2. Used Truck Values: Why They’re Under Pressure

  • Data from ACT Research shows that for the U.S. Classes 3-8 used truck market, average retail price for same-dealer used Class 8 trucks in September 2025 was $55,745, down 1.9% m/m.

  • ACT also notes used equipment market “showing early signs of stabilization, though resale prices remain down nearly 30% y/y.”

  • According to J.D. Power used truck pricing for late-model sleeper tractors auctioned in September 2025 shows that although volumes rose, “pricing edged downward across the board.” For example, 2023 model year average: $63,516 (down ~11.2% vs August) and 2022 MY: $50,183 (down ~1.8%).

  • Even though some reports show “steady” pricing, the trend is clear: weaker freight demand + oversupply of used units + driver/fleet contraction = downward pressure on resale values.

3. How The Driver Exodus Creates Pressure on Resale Values

Here’s the mechanism, plain and simple:

  • Fewer drivers = fewer trucks actively needed.

  • Fleets scale back, defer replacements, or liquidate older units.

  • Used trucks pour into the secondary market (auctions, dealer lots) → supply increases.

  • Simultaneously, freight volumes are softening (see ACT’s 2025 trucking industry forecast: “freight volumes remain soft … capacity is beginning to tighten gradually.”)
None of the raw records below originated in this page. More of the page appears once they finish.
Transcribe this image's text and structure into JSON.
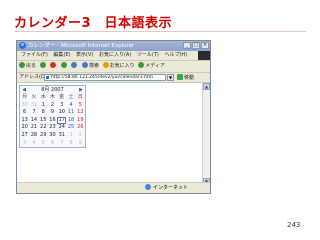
{
  "slide": {
    "title": "カレンダー3　日本語表示",
    "page_number": "243"
  },
  "browser": {
    "window_title": "カレンダー - Microsoft Internet Explorer",
    "window_buttons": [
      "_",
      "□",
      "×"
    ],
    "menu": [
      "ファイル(F)",
      "編集(E)",
      "表示(V)",
      "お気に入り(A)",
      "ツール(T)",
      "ヘルプ(H)"
    ],
    "toolbar": [
      {
        "label": "戻る",
        "icon": "back-arrow-icon",
        "color": "#3a9a3a"
      },
      {
        "label": "",
        "icon": "forward-arrow-icon",
        "color": "#3a9a3a"
      },
      {
        "label": "",
        "icon": "stop-icon",
        "color": "#d03030"
      },
      {
        "label": "",
        "icon": "refresh-icon",
        "color": "#3a9a3a"
      },
      {
        "label": "",
        "icon": "home-icon",
        "color": "#4a78c8"
      },
      {
        "label": "検索",
        "icon": "search-icon",
        "color": "#4a78c8"
      },
      {
        "label": "お気に入り",
        "icon": "favorites-star-icon",
        "color": "#e0a000"
      },
      {
        "label": "メディア",
        "icon": "media-icon",
        "color": "#3a9a3a"
      }
    ],
    "address": {
      "label": "アドレス(D)",
      "url": "http://58.80.121.245/dev2/yui/calendar3.htm",
      "go_label": "移動"
    },
    "status": {
      "zone_label": "インターネット"
    }
  },
  "calendar": {
    "header": "8月 2007",
    "prev_label": "◀",
    "next_label": "▶",
    "weekdays": [
      "月",
      "火",
      "水",
      "木",
      "金",
      "土",
      "日"
    ],
    "weeks": [
      [
        "30",
        "31",
        "1",
        "2",
        "3",
        "4",
        "5"
      ],
      [
        "6",
        "7",
        "8",
        "9",
        "10",
        "11",
        "12"
      ],
      [
        "13",
        "14",
        "15",
        "16",
        "17",
        "18",
        "19"
      ],
      [
        "20",
        "21",
        "22",
        "23",
        "24",
        "25",
        "26"
      ],
      [
        "27",
        "28",
        "29",
        "30",
        "31",
        "1",
        "2"
      ],
      [
        "3",
        "4",
        "5",
        "6",
        "7",
        "8",
        "9"
      ]
    ],
    "today": "17"
  },
  "colors": {
    "title": "#d40000",
    "saturday": "#3355cc",
    "sunday": "#cc2222",
    "other_month": "#b8b8b8"
  }
}
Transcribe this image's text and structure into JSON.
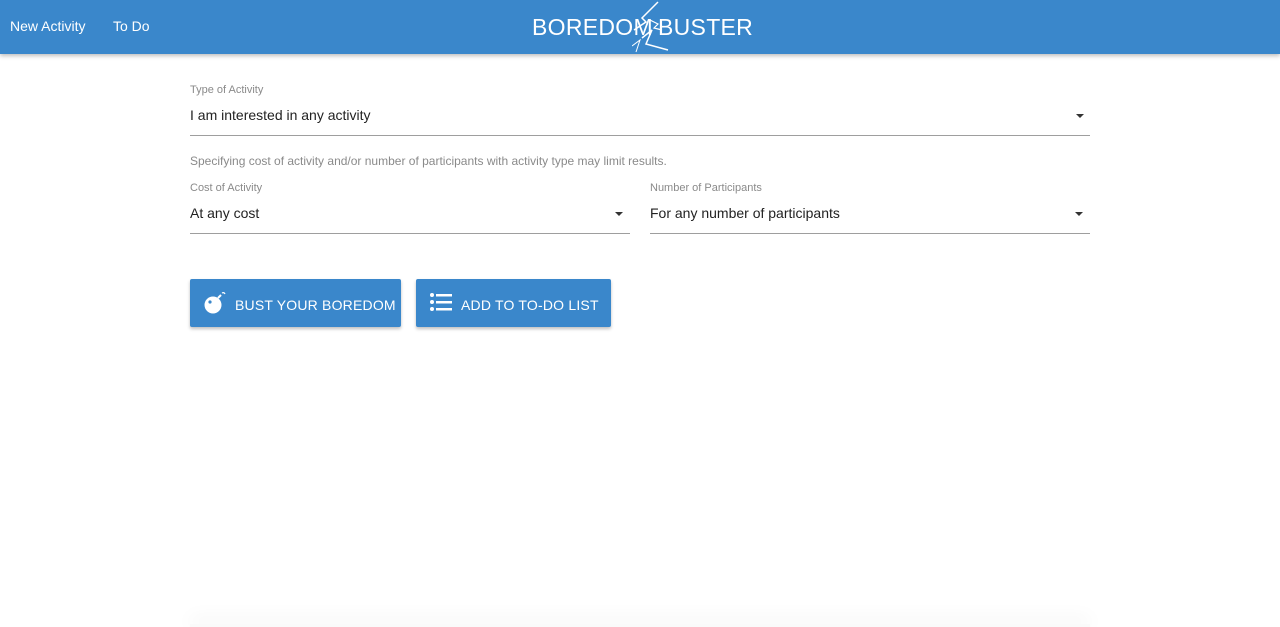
{
  "nav": {
    "new_activity": "New Activity",
    "todo": "To Do"
  },
  "logo": {
    "left": "BOREDOM",
    "right": "BUSTER"
  },
  "form": {
    "type": {
      "label": "Type of Activity",
      "value": "I am interested in any activity"
    },
    "hint": "Specifying cost of activity and/or number of participants with activity type may limit results.",
    "cost": {
      "label": "Cost of Activity",
      "value": "At any cost"
    },
    "participants": {
      "label": "Number of Participants",
      "value": "For any number of participants"
    }
  },
  "buttons": {
    "bust": "BUST YOUR BOREDOM",
    "add": "ADD TO TO-DO LIST"
  },
  "colors": {
    "primary": "#3a87cb"
  },
  "icons": {
    "bust": "bomb-icon",
    "add": "list-icon",
    "dropdown": "caret-down-icon"
  }
}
  • Oversupply + weak demand = used unit value correction.

  • Buyers with cash or strong buying discipline can exploit this. Sellers who expect “pandemic-era pricing” may be disappointed.

4. What That Means For RigResale.com Customers (You)

For Sellers

  • Be realistic on pricing. Expect that your 5-7 year old sleeper may not command the peak values of 2022/23.

  • Focus on marketing the value-add: low miles, well maintained, spec matched to active fleets. These units will hold value best.

  • Consider quick turn strategies. Since depreciation is accelerating in weaker segments, lingering inventory burns money.

  • Use the driver shortage story: if you can find a good driver/owner-operator buyer, emphasize how fewer trucks and fewer drivers fuel demand for quality rigs.

For Buyers

  • Right now is prime time to buy. With values down, you can pick up late-model trucks (3–5 yo) with decent specs for less.

  • Factor in the driver shortage and fleet consolidation: fewer trucks in service may translate to better resale or more demand medium-term.

  • Condition and spec matter even more: As the market tightens, buyers will pick best units; weaker spec/truck will trade down fast.

  • Stay agile: When freight picks up and capacity tightens (which analysts suggest could be trending into 2026), you’ll want to be positioned.

5. Outlook: When Might the Turncome?

  • ACT’s October 2025 forecast indicates we are in an “extended correction cycle.” Replace the boom with discipline.

  • J.D. Power sees that while late-model value is holding somewhat, “average depreciation for this year has now evened out.” The key word: “evened out,” not booming.

  • Bottom line: we may see stabilization, but not a full blast recovery until freight fundamentals improve, driver supply tightens further, new regulations or fleet renewals kick in.

6. Final Thoughts & What You Should Do

If you’re in semi truck sales (as you are), this is the moment to position yourself as the market-savvy expert. Use the driver-exodus and used value drop story in your marketing:

  • “Drivers are leaving. Fleets are slimming. Good trucks are harder to find. That means it’s a buyer’s market now — for the right rig at the right price.”

  • In your blog/SEO copy target keywords like: used class 8 truck values 2025, semi truck resale market drop, truck driver shortage impact used trucks, buy used tractor trailer today etc.

  • On RigResale.com, use this post as anchor content and link to your inventory listings, highlighting how you’re positioned to help both sellers and buyers navigate the market shift.

  • For sellers in your audience: reinforce urgency. For buyers: reinforce opportunity.